Despite a wealth of talent both on screen and behind the camera — Stephen Frears (“The Queen”) directed — the movie never finds a consistent tone or establishes much dramatic momentum. At its best, it's a diverting character study depicting several of Vegas' more colorful denizens.

The movie is based on a real-life memoir published in 2010 by Beth Raymer.  British-American actress Rebecca Hall plays Beth, an exotic dancer fed up with her life in Tallahassee, Fla. “I need a big change. I want stimulation, and I want good money, and a change of scenery that's interesting,” she announces. “I want to move to Las Vegas and be a cocktail waitress.”

In Vegas, she ends up working for Dink Heimowitz (Bruce Willis), a gruff ex-New Yorker whose bark is far worse than his bite. Dink, through his company, Dink Inc., bets big money on sports. Beth turns out to have a good head for numbers and quickly gains his confidence.  When their working relationship threatens to become more, Dink’s bombshell wife, Tulip (Catherine Zeta-Jones), makes her displeasure manifest.

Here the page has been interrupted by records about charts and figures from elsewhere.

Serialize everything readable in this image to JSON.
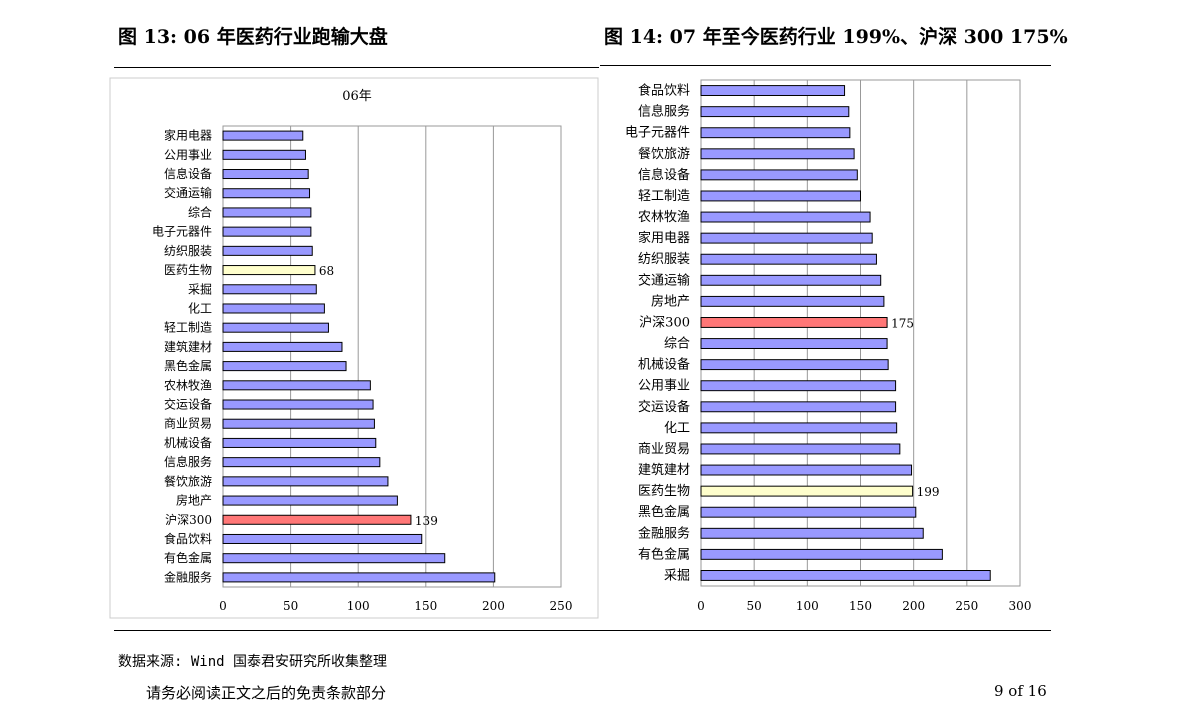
{
  "figures": {
    "left_title": "图 13:  06 年医药行业跑输大盘",
    "right_title": "图 14:  07 年至今医药行业 199%、沪深 300 175%"
  },
  "footer": {
    "source": "数据来源: Wind 国泰君安研究所收集整理",
    "disclaimer": "请务必阅读正文之后的免责条款部分",
    "page": "9 of 16"
  },
  "colors": {
    "bar": "#9999ff",
    "highlight_sector": "#ffffcc",
    "highlight_index": "#ff7777",
    "grid": "#999999"
  },
  "chart_data": [
    {
      "type": "bar",
      "orientation": "horizontal",
      "title": "06年",
      "categories": [
        "家用电器",
        "公用事业",
        "信息设备",
        "交通运输",
        "综合",
        "电子元器件",
        "纺织服装",
        "医药生物",
        "采掘",
        "化工",
        "轻工制造",
        "建筑建材",
        "黑色金属",
        "农林牧渔",
        "交运设备",
        "商业贸易",
        "机械设备",
        "信息服务",
        "餐饮旅游",
        "房地产",
        "沪深300",
        "食品饮料",
        "有色金属",
        "金融服务"
      ],
      "values": [
        59,
        61,
        63,
        64,
        65,
        65,
        66,
        68,
        69,
        75,
        78,
        88,
        91,
        109,
        111,
        112,
        113,
        116,
        122,
        129,
        139,
        147,
        164,
        201
      ],
      "highlights": {
        "医药生物": "sector",
        "沪深300": "index"
      },
      "data_labels": {
        "医药生物": "68",
        "沪深300": "139"
      },
      "xlim": [
        0,
        250
      ],
      "xticks": [
        "0",
        "50",
        "100",
        "150",
        "200",
        "250"
      ],
      "grid": true
    },
    {
      "type": "bar",
      "orientation": "horizontal",
      "title": "",
      "categories": [
        "食品饮料",
        "信息服务",
        "电子元器件",
        "餐饮旅游",
        "信息设备",
        "轻工制造",
        "农林牧渔",
        "家用电器",
        "纺织服装",
        "交通运输",
        "房地产",
        "沪深300",
        "综合",
        "机械设备",
        "公用事业",
        "交运设备",
        "化工",
        "商业贸易",
        "建筑建材",
        "医药生物",
        "黑色金属",
        "金融服务",
        "有色金属",
        "采掘"
      ],
      "values": [
        135,
        139,
        140,
        144,
        147,
        150,
        159,
        161,
        165,
        169,
        172,
        175,
        175,
        176,
        183,
        183,
        184,
        187,
        198,
        199,
        202,
        209,
        227,
        272
      ],
      "highlights": {
        "医药生物": "sector",
        "沪深300": "index"
      },
      "data_labels": {
        "医药生物": "199",
        "沪深300": "175"
      },
      "xlim": [
        0,
        300
      ],
      "xticks": [
        "0",
        "50",
        "100",
        "150",
        "200",
        "250",
        "300"
      ],
      "grid": true
    }
  ]
}
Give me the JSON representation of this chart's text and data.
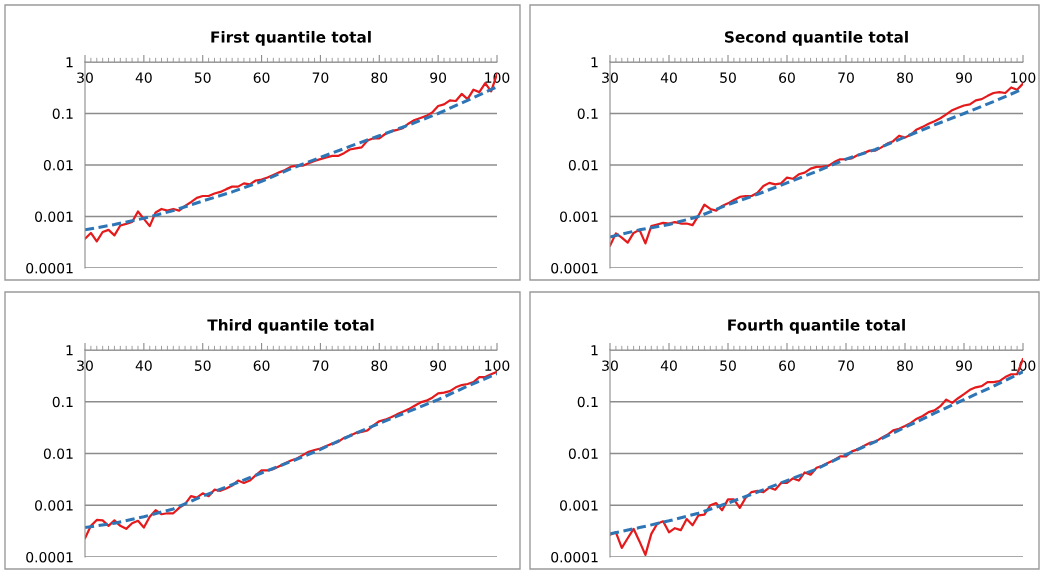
{
  "chart_data": [
    {
      "type": "line",
      "title": "First quantile total",
      "log": "y",
      "grid": "y",
      "xlim": [
        30,
        100
      ],
      "xticks": [
        30,
        40,
        50,
        60,
        70,
        80,
        90,
        100
      ],
      "ylim": [
        0.0001,
        1
      ],
      "yticks": [
        0.0001,
        0.001,
        0.01,
        0.1,
        1
      ],
      "x": [
        30,
        31,
        32,
        33,
        34,
        35,
        36,
        37,
        38,
        39,
        40,
        41,
        42,
        43,
        44,
        45,
        46,
        47,
        48,
        49,
        50,
        51,
        52,
        53,
        54,
        55,
        56,
        57,
        58,
        59,
        60,
        61,
        62,
        63,
        64,
        65,
        66,
        67,
        68,
        69,
        70,
        71,
        72,
        73,
        74,
        75,
        76,
        77,
        78,
        79,
        80,
        81,
        82,
        83,
        84,
        85,
        86,
        87,
        88,
        89,
        90,
        91,
        92,
        93,
        94,
        95,
        96,
        97,
        98,
        99,
        100
      ],
      "series": [
        {
          "color": "#e41a1c",
          "line_style": "solid",
          "values": [
            0.00037,
            0.00048,
            0.00033,
            0.0005,
            0.00055,
            0.00043,
            0.00067,
            0.00072,
            0.00078,
            0.00125,
            0.0009,
            0.00065,
            0.0012,
            0.0014,
            0.0013,
            0.0014,
            0.0013,
            0.0016,
            0.0019,
            0.0023,
            0.0025,
            0.0025,
            0.0028,
            0.003,
            0.0034,
            0.0038,
            0.0038,
            0.0044,
            0.0042,
            0.005,
            0.0052,
            0.0057,
            0.0064,
            0.0072,
            0.008,
            0.0093,
            0.0097,
            0.0097,
            0.0108,
            0.012,
            0.013,
            0.014,
            0.015,
            0.015,
            0.017,
            0.02,
            0.021,
            0.022,
            0.03,
            0.033,
            0.033,
            0.04,
            0.045,
            0.048,
            0.052,
            0.064,
            0.075,
            0.082,
            0.09,
            0.105,
            0.14,
            0.15,
            0.18,
            0.175,
            0.24,
            0.19,
            0.29,
            0.26,
            0.39,
            0.27,
            0.58
          ]
        },
        {
          "color": "#2e75b6",
          "line_style": "dashed",
          "x": [
            30,
            35,
            40,
            45,
            50,
            55,
            60,
            65,
            70,
            75,
            80,
            85,
            90,
            95,
            100
          ],
          "values": [
            0.00055,
            0.0007,
            0.00092,
            0.0013,
            0.002,
            0.003,
            0.0048,
            0.0085,
            0.014,
            0.023,
            0.037,
            0.06,
            0.1,
            0.18,
            0.33
          ]
        }
      ]
    },
    {
      "type": "line",
      "title": "Second quantile total",
      "log": "y",
      "grid": "y",
      "xlim": [
        30,
        100
      ],
      "xticks": [
        30,
        40,
        50,
        60,
        70,
        80,
        90,
        100
      ],
      "ylim": [
        0.0001,
        1
      ],
      "yticks": [
        0.0001,
        0.001,
        0.01,
        0.1,
        1
      ],
      "x": [
        30,
        31,
        32,
        33,
        34,
        35,
        36,
        37,
        38,
        39,
        40,
        41,
        42,
        43,
        44,
        45,
        46,
        47,
        48,
        49,
        50,
        51,
        52,
        53,
        54,
        55,
        56,
        57,
        58,
        59,
        60,
        61,
        62,
        63,
        64,
        65,
        66,
        67,
        68,
        69,
        70,
        71,
        72,
        73,
        74,
        75,
        76,
        77,
        78,
        79,
        80,
        81,
        82,
        83,
        84,
        85,
        86,
        87,
        88,
        89,
        90,
        91,
        92,
        93,
        94,
        95,
        96,
        97,
        98,
        99,
        100
      ],
      "series": [
        {
          "color": "#e41a1c",
          "line_style": "solid",
          "values": [
            0.00027,
            0.00047,
            0.00039,
            0.00031,
            0.00048,
            0.00055,
            0.0003,
            0.00065,
            0.0007,
            0.00075,
            0.00073,
            0.00078,
            0.00073,
            0.00073,
            0.00068,
            0.00105,
            0.0017,
            0.0014,
            0.0013,
            0.0016,
            0.0018,
            0.0021,
            0.0024,
            0.0025,
            0.0025,
            0.0029,
            0.0039,
            0.0045,
            0.0042,
            0.0044,
            0.0057,
            0.0054,
            0.0066,
            0.0071,
            0.0085,
            0.0092,
            0.0093,
            0.0096,
            0.0114,
            0.0129,
            0.013,
            0.0135,
            0.0156,
            0.017,
            0.019,
            0.019,
            0.022,
            0.026,
            0.029,
            0.037,
            0.034,
            0.039,
            0.049,
            0.055,
            0.063,
            0.071,
            0.081,
            0.096,
            0.116,
            0.129,
            0.143,
            0.15,
            0.18,
            0.19,
            0.22,
            0.25,
            0.26,
            0.25,
            0.32,
            0.29,
            0.38
          ]
        },
        {
          "color": "#2e75b6",
          "line_style": "dashed",
          "x": [
            30,
            35,
            40,
            45,
            50,
            55,
            60,
            65,
            70,
            75,
            80,
            85,
            90,
            95,
            100
          ],
          "values": [
            0.0004,
            0.00055,
            0.0007,
            0.001,
            0.0017,
            0.0027,
            0.0045,
            0.0075,
            0.013,
            0.02,
            0.035,
            0.06,
            0.1,
            0.17,
            0.3
          ]
        }
      ]
    },
    {
      "type": "line",
      "title": "Third quantile total",
      "log": "y",
      "grid": "y",
      "xlim": [
        30,
        100
      ],
      "xticks": [
        30,
        40,
        50,
        60,
        70,
        80,
        90,
        100
      ],
      "ylim": [
        0.0001,
        1
      ],
      "yticks": [
        0.0001,
        0.001,
        0.01,
        0.1,
        1
      ],
      "x": [
        30,
        31,
        32,
        33,
        34,
        35,
        36,
        37,
        38,
        39,
        40,
        41,
        42,
        43,
        44,
        45,
        46,
        47,
        48,
        49,
        50,
        51,
        52,
        53,
        54,
        55,
        56,
        57,
        58,
        59,
        60,
        61,
        62,
        63,
        64,
        65,
        66,
        67,
        68,
        69,
        70,
        71,
        72,
        73,
        74,
        75,
        76,
        77,
        78,
        79,
        80,
        81,
        82,
        83,
        84,
        85,
        86,
        87,
        88,
        89,
        90,
        91,
        92,
        93,
        94,
        95,
        96,
        97,
        98,
        99,
        100
      ],
      "series": [
        {
          "color": "#e41a1c",
          "line_style": "solid",
          "values": [
            0.00023,
            0.0004,
            0.00052,
            0.00051,
            0.0004,
            0.00051,
            0.0004,
            0.00035,
            0.00045,
            0.0005,
            0.00037,
            0.0006,
            0.0008,
            0.00067,
            0.0007,
            0.0007,
            0.00089,
            0.00105,
            0.0015,
            0.0014,
            0.0017,
            0.0015,
            0.002,
            0.0019,
            0.0021,
            0.0024,
            0.003,
            0.0027,
            0.003,
            0.0038,
            0.0047,
            0.0047,
            0.005,
            0.0057,
            0.0065,
            0.0073,
            0.008,
            0.0093,
            0.0108,
            0.0117,
            0.0125,
            0.014,
            0.0155,
            0.0168,
            0.02,
            0.022,
            0.025,
            0.026,
            0.028,
            0.035,
            0.042,
            0.045,
            0.05,
            0.057,
            0.064,
            0.072,
            0.084,
            0.097,
            0.105,
            0.12,
            0.145,
            0.15,
            0.16,
            0.19,
            0.21,
            0.22,
            0.24,
            0.3,
            0.3,
            0.34,
            0.38
          ]
        },
        {
          "color": "#2e75b6",
          "line_style": "dashed",
          "x": [
            30,
            35,
            40,
            45,
            50,
            55,
            60,
            65,
            70,
            75,
            80,
            85,
            90,
            95,
            100
          ],
          "values": [
            0.00037,
            0.00045,
            0.0006,
            0.00085,
            0.0015,
            0.0025,
            0.0042,
            0.007,
            0.012,
            0.022,
            0.038,
            0.065,
            0.11,
            0.2,
            0.35
          ]
        }
      ]
    },
    {
      "type": "line",
      "title": "Fourth quantile total",
      "log": "y",
      "grid": "y",
      "xlim": [
        30,
        100
      ],
      "xticks": [
        30,
        40,
        50,
        60,
        70,
        80,
        90,
        100
      ],
      "ylim": [
        0.0001,
        1
      ],
      "yticks": [
        0.0001,
        0.001,
        0.01,
        0.1,
        1
      ],
      "x": [
        30,
        31,
        32,
        33,
        34,
        35,
        36,
        37,
        38,
        39,
        40,
        41,
        42,
        43,
        44,
        45,
        46,
        47,
        48,
        49,
        50,
        51,
        52,
        53,
        54,
        55,
        56,
        57,
        58,
        59,
        60,
        61,
        62,
        63,
        64,
        65,
        66,
        67,
        68,
        69,
        70,
        71,
        72,
        73,
        74,
        75,
        76,
        77,
        78,
        79,
        80,
        81,
        82,
        83,
        84,
        85,
        86,
        87,
        88,
        89,
        90,
        91,
        92,
        93,
        94,
        95,
        96,
        97,
        98,
        99,
        100
      ],
      "series": [
        {
          "color": "#e41a1c",
          "line_style": "solid",
          "values": [
            0.00027,
            0.0003,
            0.00015,
            0.00023,
            0.00035,
            0.0002,
            0.00011,
            0.00028,
            0.00044,
            0.00049,
            0.0003,
            0.00036,
            0.00033,
            0.00054,
            0.00041,
            0.00064,
            0.00066,
            0.001,
            0.0011,
            0.0008,
            0.0013,
            0.0013,
            0.00089,
            0.0014,
            0.0018,
            0.0019,
            0.0018,
            0.0022,
            0.002,
            0.0027,
            0.0027,
            0.0033,
            0.003,
            0.0043,
            0.0039,
            0.0053,
            0.0058,
            0.0066,
            0.0075,
            0.0088,
            0.0088,
            0.011,
            0.012,
            0.014,
            0.016,
            0.017,
            0.02,
            0.023,
            0.028,
            0.03,
            0.034,
            0.039,
            0.047,
            0.053,
            0.063,
            0.068,
            0.082,
            0.11,
            0.095,
            0.117,
            0.14,
            0.17,
            0.19,
            0.2,
            0.24,
            0.24,
            0.25,
            0.3,
            0.34,
            0.34,
            0.67
          ]
        },
        {
          "color": "#2e75b6",
          "line_style": "dashed",
          "x": [
            30,
            35,
            40,
            45,
            50,
            55,
            60,
            65,
            70,
            75,
            80,
            85,
            90,
            95,
            100
          ],
          "values": [
            0.00028,
            0.00037,
            0.0005,
            0.0007,
            0.0011,
            0.0018,
            0.003,
            0.005,
            0.0095,
            0.017,
            0.032,
            0.06,
            0.11,
            0.2,
            0.38
          ]
        }
      ]
    }
  ]
}
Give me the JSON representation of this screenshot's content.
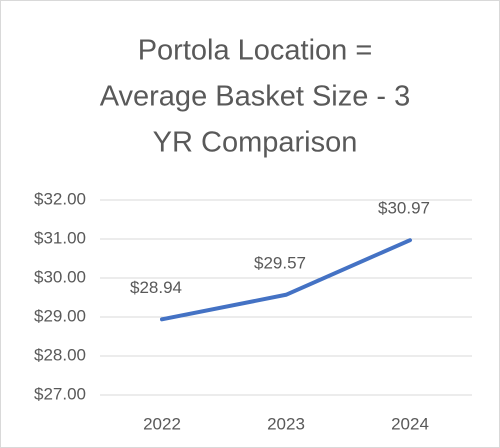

There's plenty more plot, which takes Beth to both New York and a Caribbean island and has her becoming involved romantically with a journalist (Joshua Jackson) and professionally with a sleazy bookie (Vince Vaughn). None of this is particularly engaging or convincing.

The gifted Hall, using an enthusiastic, little girl voice and often dressed in short shorts, works tirelessly to try to inject life into the material but she is hamstrung because the film can't seem to decide if Beth is a guileless Candide or a canny striver. Willis again shows that when he's not whacking baddies as an action hero, he has serious acting chops and range. And Zeta-Jones manages to find vulnerability and depth in a character who could easily have been a curvaceous caricature.

It's not as if "Favorite" is some huge hulking failure. It’s too small for that.  Label it a modest misfire.  Like so many hopefuls who visit the neon-drenched city where it's set, the movie's director and cast, with the best of intentions, simply gambled and lost.